Liebe Frau Schütz, die Hochschulen werden im Rahmen der Möglichkeiten so weit unterstützt, dass die Landesregierung da, wo Engpässe auftauchen, gerne hilft, entsprechende Räumlichkeiten zu finden. Im Übrigen sind die Hochschulen selbst zuständig und sehr erfinderisch darin, wie sie mit diesen Herausforderungen fertig werden. Beispielsweise hat die Leibniz Universität Hannover versucht, auf der Messe etwas zu machen und hat andere Räumlichkeiten in Anspruch genommen. Ich weiß, dass die Hochschule Hannover ein komplettes Zelt aufgebaut hat, um Prüfungen durchzuführen. Das wird in unterschiedlichen Farben und Formen gemacht. Da, wo Hilfe nötig ist, melden sich die Hochschulen und erhalten individuell eine Hilfe.

Danke schön. - Die nächste Zusatzfrage stellt Frau Kollegin Viehoff von Bündnis 90/Die Grünen.

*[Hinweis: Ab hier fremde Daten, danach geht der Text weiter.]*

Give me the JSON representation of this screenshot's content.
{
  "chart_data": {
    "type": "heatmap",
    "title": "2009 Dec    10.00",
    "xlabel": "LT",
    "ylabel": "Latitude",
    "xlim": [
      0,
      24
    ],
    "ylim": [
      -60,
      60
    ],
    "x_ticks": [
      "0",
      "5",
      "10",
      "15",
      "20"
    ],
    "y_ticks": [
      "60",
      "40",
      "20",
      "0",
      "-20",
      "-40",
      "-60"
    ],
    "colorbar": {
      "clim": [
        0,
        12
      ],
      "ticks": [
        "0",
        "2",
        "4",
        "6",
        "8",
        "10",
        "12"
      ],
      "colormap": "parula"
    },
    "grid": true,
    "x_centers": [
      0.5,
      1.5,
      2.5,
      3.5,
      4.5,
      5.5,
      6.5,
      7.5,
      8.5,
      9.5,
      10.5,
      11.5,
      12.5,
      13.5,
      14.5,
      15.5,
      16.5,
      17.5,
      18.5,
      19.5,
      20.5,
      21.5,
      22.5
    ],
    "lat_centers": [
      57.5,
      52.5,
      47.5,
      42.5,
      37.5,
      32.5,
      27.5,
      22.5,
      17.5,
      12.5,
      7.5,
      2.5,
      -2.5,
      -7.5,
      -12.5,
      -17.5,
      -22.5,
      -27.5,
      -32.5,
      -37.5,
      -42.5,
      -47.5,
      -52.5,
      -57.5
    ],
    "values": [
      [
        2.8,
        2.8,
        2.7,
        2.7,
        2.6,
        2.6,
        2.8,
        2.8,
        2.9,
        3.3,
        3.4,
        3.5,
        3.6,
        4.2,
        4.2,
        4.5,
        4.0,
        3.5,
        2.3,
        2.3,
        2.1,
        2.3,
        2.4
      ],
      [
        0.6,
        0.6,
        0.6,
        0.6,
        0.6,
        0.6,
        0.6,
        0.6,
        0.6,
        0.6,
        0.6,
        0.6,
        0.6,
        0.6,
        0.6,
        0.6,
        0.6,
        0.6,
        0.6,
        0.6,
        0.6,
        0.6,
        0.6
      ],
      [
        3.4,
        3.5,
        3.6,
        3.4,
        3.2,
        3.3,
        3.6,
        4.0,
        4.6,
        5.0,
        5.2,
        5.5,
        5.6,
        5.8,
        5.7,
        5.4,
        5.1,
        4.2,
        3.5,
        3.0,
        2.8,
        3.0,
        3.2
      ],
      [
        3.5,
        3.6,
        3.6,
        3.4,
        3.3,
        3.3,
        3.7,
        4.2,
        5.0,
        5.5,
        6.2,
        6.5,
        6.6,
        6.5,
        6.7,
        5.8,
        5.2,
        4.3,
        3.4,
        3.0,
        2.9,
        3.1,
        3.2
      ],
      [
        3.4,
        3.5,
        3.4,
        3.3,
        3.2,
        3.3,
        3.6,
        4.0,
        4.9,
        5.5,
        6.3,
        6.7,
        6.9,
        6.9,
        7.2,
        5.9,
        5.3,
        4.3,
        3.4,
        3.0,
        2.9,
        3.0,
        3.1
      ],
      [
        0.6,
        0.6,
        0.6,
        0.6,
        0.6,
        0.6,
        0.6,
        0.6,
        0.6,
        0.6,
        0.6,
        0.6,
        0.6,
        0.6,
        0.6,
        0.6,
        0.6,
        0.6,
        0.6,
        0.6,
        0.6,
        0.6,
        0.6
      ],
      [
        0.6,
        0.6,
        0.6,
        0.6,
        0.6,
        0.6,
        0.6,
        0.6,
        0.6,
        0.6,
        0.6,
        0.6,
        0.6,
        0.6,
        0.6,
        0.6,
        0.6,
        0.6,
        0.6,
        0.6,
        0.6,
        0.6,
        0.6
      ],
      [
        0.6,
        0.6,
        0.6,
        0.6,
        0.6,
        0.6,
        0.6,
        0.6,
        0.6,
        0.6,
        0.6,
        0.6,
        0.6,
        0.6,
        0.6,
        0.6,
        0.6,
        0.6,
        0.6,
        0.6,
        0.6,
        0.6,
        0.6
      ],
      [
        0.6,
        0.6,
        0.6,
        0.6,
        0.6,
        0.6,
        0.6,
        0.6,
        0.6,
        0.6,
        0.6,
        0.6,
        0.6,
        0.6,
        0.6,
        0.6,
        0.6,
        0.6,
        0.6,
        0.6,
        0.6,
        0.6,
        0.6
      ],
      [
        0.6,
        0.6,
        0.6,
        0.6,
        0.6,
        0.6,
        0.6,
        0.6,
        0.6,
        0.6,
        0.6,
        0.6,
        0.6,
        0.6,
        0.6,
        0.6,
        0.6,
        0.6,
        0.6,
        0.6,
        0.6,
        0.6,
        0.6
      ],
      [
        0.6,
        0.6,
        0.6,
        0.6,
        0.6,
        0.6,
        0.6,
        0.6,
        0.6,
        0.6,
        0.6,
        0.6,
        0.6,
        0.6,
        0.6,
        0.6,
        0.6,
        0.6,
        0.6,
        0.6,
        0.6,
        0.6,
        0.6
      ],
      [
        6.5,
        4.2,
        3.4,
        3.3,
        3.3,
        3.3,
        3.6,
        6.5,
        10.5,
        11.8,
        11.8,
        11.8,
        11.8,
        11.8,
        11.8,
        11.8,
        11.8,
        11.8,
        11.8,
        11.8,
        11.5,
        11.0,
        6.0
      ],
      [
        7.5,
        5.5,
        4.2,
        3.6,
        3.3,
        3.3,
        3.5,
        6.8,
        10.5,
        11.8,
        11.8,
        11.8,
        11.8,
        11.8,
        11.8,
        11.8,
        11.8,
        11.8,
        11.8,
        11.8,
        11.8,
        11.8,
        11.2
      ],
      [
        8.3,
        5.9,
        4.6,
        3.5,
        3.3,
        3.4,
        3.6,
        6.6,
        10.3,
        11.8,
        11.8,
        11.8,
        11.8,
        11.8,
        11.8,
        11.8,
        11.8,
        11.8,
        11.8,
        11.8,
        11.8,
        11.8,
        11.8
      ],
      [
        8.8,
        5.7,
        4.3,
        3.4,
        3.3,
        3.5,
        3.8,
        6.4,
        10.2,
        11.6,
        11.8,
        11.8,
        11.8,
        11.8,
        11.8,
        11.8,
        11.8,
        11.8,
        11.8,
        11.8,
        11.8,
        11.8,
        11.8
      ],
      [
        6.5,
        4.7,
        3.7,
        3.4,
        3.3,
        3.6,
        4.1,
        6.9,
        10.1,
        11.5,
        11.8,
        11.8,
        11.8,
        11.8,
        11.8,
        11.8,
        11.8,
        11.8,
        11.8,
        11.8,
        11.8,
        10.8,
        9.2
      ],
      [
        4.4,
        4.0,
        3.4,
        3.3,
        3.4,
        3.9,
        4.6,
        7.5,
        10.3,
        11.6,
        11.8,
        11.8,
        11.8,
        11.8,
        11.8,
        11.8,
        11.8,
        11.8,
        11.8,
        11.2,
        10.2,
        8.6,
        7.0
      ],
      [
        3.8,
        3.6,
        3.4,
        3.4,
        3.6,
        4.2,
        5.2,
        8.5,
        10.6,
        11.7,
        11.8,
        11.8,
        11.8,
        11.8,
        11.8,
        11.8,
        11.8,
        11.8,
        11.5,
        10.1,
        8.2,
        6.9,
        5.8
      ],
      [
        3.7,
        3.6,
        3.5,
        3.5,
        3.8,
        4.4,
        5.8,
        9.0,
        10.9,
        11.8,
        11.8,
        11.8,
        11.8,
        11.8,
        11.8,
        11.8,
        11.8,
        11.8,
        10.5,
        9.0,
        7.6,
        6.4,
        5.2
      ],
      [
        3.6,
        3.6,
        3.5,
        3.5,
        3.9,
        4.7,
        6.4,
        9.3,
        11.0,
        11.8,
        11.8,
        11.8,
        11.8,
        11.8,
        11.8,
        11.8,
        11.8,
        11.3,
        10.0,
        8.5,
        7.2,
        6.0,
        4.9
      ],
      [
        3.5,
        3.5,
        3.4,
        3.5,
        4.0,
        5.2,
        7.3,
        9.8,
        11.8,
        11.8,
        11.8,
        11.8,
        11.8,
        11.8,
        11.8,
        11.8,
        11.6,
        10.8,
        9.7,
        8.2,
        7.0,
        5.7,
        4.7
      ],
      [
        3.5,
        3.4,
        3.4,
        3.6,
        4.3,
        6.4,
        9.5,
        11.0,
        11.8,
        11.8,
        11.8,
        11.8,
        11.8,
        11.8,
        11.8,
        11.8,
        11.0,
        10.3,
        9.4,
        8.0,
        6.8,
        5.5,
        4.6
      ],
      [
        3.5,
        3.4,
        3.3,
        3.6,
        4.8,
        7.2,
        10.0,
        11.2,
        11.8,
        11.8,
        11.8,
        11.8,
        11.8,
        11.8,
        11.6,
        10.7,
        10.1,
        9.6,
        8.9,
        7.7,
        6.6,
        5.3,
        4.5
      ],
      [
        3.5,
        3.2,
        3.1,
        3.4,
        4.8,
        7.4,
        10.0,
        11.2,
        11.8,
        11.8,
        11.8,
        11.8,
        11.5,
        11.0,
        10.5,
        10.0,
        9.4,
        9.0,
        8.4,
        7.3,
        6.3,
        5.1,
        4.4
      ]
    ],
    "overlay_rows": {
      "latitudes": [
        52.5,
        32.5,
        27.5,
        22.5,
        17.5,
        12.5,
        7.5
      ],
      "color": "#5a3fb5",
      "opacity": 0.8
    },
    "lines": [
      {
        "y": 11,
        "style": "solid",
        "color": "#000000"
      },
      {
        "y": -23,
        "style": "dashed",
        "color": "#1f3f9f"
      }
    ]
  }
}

Die Einhaltung der Hygienevorschriften bedingt auch für das Wintersemester für Präsenzveranstaltungen einen erhöhten Personal- und Raumbedarf und damit einen erhöhten Finanzbedarf an den Universitäten und Hochschulen. Wird die Landesregierung die Hochschulen hierbei finanziell unterstützen?

(Beifall bei den GRÜNEN)

Danke schön.

Liebe Frau Viehoff, ein erhöhter Finanzbedarf wird nicht erkannt. Die Hochschulen haben auch keinen erhöhten Finanzbedarf gemeldet, der sich in Personal niederschlagen könnte, sondern möglicherweise im Verbrauch von Hygienemitteln. Diese sind jedoch im normalen Geschäftsbetrieb der Hochschulen untergebracht. Daher gibt es keine Nachforderungen; es gibt aber auch keine Kürzungen.